Taking turns, players yelled out coordinates like Bingo-callers ("H-7"
"C-3"), hoping to score a lucky hit on one of the enemy craft. To keep
track of the misses (and there were usually many), players stuck white
pegs in a matching grid on the flipped-up top of the game board (red
pegs noted the hits). But even after that lucky first strike, the
guesswork wasn't over - was that the 5-space carrier or the 2-space
patrol boat, and is the rest of that tender hull laying north, south,
east or west of here? Bad guesses meant more misses, and that gave the
enemy more time to hunt your own craft down and blow them out of the
water.
Battleship caught on quickly in a Cold War world, and the game
eventually expanded into several forms. Electronic Battleship took
some of the manual labor out of the game, replacing it with nifty
sound effects. Things went a step further in Electronic Talking
Battleship, which barked out commands and results to its opposing
naval officers. The game even took on outside licenses, resulting in customized
versions with Star Wars spaceships and other craft.

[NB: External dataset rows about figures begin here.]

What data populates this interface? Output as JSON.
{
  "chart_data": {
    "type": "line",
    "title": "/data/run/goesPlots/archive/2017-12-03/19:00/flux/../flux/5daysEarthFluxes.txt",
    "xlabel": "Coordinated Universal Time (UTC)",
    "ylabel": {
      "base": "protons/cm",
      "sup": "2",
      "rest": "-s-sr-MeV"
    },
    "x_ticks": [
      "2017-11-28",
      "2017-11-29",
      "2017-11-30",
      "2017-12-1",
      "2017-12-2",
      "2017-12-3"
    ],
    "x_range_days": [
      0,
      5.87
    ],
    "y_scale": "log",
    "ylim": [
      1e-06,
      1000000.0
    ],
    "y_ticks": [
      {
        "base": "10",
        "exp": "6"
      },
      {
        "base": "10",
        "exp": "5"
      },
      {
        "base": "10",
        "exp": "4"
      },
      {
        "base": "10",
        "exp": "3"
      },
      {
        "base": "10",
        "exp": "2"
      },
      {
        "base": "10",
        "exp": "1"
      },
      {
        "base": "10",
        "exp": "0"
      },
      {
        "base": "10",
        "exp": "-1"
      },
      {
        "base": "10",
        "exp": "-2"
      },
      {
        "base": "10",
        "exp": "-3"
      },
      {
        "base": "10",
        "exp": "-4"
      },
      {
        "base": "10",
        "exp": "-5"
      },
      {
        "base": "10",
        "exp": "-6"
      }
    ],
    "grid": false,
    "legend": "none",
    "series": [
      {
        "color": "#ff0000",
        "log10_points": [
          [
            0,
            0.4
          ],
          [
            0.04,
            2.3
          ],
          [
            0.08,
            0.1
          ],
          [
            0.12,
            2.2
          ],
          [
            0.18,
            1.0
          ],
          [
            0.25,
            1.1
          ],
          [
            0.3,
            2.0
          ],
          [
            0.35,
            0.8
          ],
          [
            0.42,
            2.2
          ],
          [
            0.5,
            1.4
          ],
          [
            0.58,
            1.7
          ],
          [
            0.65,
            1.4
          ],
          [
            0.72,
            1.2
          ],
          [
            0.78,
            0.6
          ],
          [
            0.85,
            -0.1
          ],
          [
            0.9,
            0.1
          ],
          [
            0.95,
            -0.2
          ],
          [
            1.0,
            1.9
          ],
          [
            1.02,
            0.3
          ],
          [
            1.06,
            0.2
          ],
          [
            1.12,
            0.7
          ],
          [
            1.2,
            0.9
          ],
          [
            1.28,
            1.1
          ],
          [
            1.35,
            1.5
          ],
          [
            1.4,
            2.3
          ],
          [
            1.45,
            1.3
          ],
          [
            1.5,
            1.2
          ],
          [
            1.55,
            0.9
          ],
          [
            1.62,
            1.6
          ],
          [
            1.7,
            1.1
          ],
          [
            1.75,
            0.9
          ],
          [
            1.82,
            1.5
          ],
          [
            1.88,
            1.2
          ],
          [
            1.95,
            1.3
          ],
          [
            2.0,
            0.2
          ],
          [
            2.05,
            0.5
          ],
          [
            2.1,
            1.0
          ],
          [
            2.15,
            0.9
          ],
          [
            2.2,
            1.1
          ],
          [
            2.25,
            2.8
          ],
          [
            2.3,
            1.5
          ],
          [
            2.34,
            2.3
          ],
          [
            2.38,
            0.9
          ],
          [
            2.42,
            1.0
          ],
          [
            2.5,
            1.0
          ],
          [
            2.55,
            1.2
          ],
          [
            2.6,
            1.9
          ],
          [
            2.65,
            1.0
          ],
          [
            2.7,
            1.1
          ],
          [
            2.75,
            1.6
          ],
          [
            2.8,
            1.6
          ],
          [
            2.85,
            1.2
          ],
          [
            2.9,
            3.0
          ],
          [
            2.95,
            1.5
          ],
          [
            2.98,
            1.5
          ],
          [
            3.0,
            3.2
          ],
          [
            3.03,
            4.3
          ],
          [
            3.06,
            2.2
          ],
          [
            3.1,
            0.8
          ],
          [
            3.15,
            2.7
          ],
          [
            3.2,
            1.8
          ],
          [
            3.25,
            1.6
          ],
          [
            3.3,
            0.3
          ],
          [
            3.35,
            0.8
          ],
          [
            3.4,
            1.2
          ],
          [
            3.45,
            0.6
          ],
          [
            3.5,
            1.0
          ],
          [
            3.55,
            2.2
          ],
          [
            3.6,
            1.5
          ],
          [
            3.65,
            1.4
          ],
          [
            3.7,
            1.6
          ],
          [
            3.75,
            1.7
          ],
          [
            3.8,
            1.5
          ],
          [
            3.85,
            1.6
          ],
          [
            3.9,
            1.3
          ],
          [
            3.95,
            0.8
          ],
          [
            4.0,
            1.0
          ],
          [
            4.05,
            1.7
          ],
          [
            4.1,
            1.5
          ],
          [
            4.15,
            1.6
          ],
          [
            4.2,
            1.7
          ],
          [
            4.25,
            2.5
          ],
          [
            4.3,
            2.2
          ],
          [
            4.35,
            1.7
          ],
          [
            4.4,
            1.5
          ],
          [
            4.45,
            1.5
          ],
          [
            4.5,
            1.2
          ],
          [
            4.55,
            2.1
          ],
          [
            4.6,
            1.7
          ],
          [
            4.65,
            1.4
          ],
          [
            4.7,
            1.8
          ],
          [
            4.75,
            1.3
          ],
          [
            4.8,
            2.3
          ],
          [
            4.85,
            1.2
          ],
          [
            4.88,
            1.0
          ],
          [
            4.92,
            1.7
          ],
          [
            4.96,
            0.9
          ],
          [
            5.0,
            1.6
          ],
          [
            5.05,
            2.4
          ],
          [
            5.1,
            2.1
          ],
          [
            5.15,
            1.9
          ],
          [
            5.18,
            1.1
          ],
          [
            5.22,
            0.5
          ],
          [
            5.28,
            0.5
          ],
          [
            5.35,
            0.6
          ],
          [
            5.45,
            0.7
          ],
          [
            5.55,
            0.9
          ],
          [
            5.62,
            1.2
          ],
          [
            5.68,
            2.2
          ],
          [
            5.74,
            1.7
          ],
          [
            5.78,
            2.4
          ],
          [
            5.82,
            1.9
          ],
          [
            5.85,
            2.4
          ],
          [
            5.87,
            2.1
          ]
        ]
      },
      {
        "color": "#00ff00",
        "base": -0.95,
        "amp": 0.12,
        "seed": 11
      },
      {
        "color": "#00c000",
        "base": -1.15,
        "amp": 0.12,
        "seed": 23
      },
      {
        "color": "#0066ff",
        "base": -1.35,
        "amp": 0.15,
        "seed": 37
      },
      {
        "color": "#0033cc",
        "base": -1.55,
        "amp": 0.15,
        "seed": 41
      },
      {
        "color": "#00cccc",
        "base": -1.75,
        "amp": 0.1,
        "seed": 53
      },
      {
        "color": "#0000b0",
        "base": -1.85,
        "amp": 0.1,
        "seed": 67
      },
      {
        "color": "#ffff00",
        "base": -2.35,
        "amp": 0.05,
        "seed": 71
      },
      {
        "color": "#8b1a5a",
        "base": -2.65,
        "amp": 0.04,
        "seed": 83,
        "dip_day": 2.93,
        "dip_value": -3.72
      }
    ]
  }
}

The 90s found Battleship moving into the CD-ROM world with added
features and new forms of gameplay. Back in the physical world,
Electronic Battleship: Advanced Mission gave the original board game a
few new tweaks of its own (torpedoes, reconnaissance aircraft, voice
recognition, etc.), but even with all the advanced versions on the
market, the original Battleship remains a favorite of gamers, more
than earning its status as a board game classic.
Vincent Price starred in the classic US TV commercial as a a teller
in an old-fashioned bank where they are so involved in the game that
they ignore all the customers (like that would ever happen!!).